Martin, 39, is joined in the class of 2012 by Jack Butler, a defensive back who played for the Pittsburgh Steelers from 1951-59; Dermontti Dawson, a center who played for the Steelers from 1988-2000; Chris Doleman, defensive end and linebacker who was with the Minnesota Vikings, Atlanta Falcons and San Francisco 49ers from 1985-99; Cortez Kennedy, a defensive tackle for the Seattle Seahawks from 1990-2000; and Willie Roaf, an offensive tackle who played for the New Orleans Saints and Kansas City Chiefs from 1993-2005.

Bittersweet

Martin, who was drafted by Parcells and the Patriots in 1995, had said his selection to the Hall of Fame was bittersweet because his former coach didn’t make it in.

Martin started 15 of 16 games for Parcells during his first NFL season, rushing for 1,487 yards and 14 touchdowns in garnering Rookie of the Year honors and the first of his five trips to the Pro Bowl. Martin and fellow Hall of Fame member Barry Sanders are the only NFL running backs to start their careers with 10 straight 1,000-yard rushing seasons.

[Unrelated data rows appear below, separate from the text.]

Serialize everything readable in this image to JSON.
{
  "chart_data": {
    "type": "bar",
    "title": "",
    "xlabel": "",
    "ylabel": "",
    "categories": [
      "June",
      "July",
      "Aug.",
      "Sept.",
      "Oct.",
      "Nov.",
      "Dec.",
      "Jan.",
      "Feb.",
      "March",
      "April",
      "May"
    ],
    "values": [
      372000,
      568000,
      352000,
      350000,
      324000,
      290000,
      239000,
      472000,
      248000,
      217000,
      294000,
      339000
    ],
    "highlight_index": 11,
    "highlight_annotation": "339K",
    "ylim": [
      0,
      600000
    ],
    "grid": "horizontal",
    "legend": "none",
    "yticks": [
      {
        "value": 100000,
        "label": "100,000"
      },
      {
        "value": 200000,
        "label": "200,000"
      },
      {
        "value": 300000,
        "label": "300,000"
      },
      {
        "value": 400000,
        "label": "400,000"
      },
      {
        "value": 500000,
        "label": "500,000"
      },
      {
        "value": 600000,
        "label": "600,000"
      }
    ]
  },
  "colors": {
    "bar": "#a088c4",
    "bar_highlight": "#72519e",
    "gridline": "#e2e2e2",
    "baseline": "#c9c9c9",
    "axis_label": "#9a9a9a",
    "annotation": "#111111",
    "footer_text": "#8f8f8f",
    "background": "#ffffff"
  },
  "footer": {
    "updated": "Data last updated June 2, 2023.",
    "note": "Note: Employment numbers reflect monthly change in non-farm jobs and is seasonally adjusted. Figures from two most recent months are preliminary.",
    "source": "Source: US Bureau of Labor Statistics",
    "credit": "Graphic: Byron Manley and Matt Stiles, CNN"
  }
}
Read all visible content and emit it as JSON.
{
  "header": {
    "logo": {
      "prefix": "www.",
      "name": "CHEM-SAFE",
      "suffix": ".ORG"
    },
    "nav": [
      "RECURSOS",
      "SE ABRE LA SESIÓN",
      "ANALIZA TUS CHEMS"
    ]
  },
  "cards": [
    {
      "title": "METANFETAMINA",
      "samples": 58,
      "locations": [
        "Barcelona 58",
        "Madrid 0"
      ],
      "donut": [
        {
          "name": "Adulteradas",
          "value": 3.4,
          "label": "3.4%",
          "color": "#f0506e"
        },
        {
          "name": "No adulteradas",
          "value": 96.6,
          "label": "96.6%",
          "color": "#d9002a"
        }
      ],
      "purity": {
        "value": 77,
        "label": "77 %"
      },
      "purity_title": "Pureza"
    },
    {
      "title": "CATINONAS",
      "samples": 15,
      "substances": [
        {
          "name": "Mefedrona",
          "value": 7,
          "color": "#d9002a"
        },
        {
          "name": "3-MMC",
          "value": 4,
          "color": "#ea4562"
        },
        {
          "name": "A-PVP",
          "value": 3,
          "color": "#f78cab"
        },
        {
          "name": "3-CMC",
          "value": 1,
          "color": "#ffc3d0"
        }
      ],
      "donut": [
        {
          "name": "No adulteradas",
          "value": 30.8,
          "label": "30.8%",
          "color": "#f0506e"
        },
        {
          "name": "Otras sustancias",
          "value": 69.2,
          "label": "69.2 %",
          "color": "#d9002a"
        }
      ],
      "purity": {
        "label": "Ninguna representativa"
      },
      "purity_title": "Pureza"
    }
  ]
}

After spending three years with the Patriots, Martin rejoined Parcells with the Jets in 1998 and played the final eight seasons of his career in New York. Martin won his lone NFL title during his last full NFL season in 2004, when he rushed for a career-high 1,697 yards at age 31.

Career Ends

Martin’s career ended with a knee injury in 2005, when he was limited to 735 yards in 12 games, failing to top 1,000 yards for the only time in his career.

Emmitt Smith (18,355), Walter Payton (16,726) and Sanders (15,269) are the only players who have rushed for more yards than Martin, whose 90 rushing touchdowns are tied with Eric Dickerson for the 12th most all-time.

Butler, 84, finished his career with 52 interceptions, returning four for touchdowns. He was All-NFL three times.

Dawson, 47, also spent his entire career with the Steelers, making the Pro Bowl seven times in 13 years after being taken in the second round of the 1988 draft. He ranks second in team history with 170 consecutive games played and twice helped Pittsburgh lead the NFL in rushing.

Doleman, 50, was an eight-time Pro Bowl selection whose 150 1/2 sacks rank fourth all-time.

Kennedy, 43, made the Pro Bowl eight times in his 11-year career with the Seahawks and in 1992 was named the NFL’s defensive player of the year for a team that went 2-14.

Roaf, 42, was selected to the Pro Bowl 11 times in 13 seasons and was an All-Pro three times.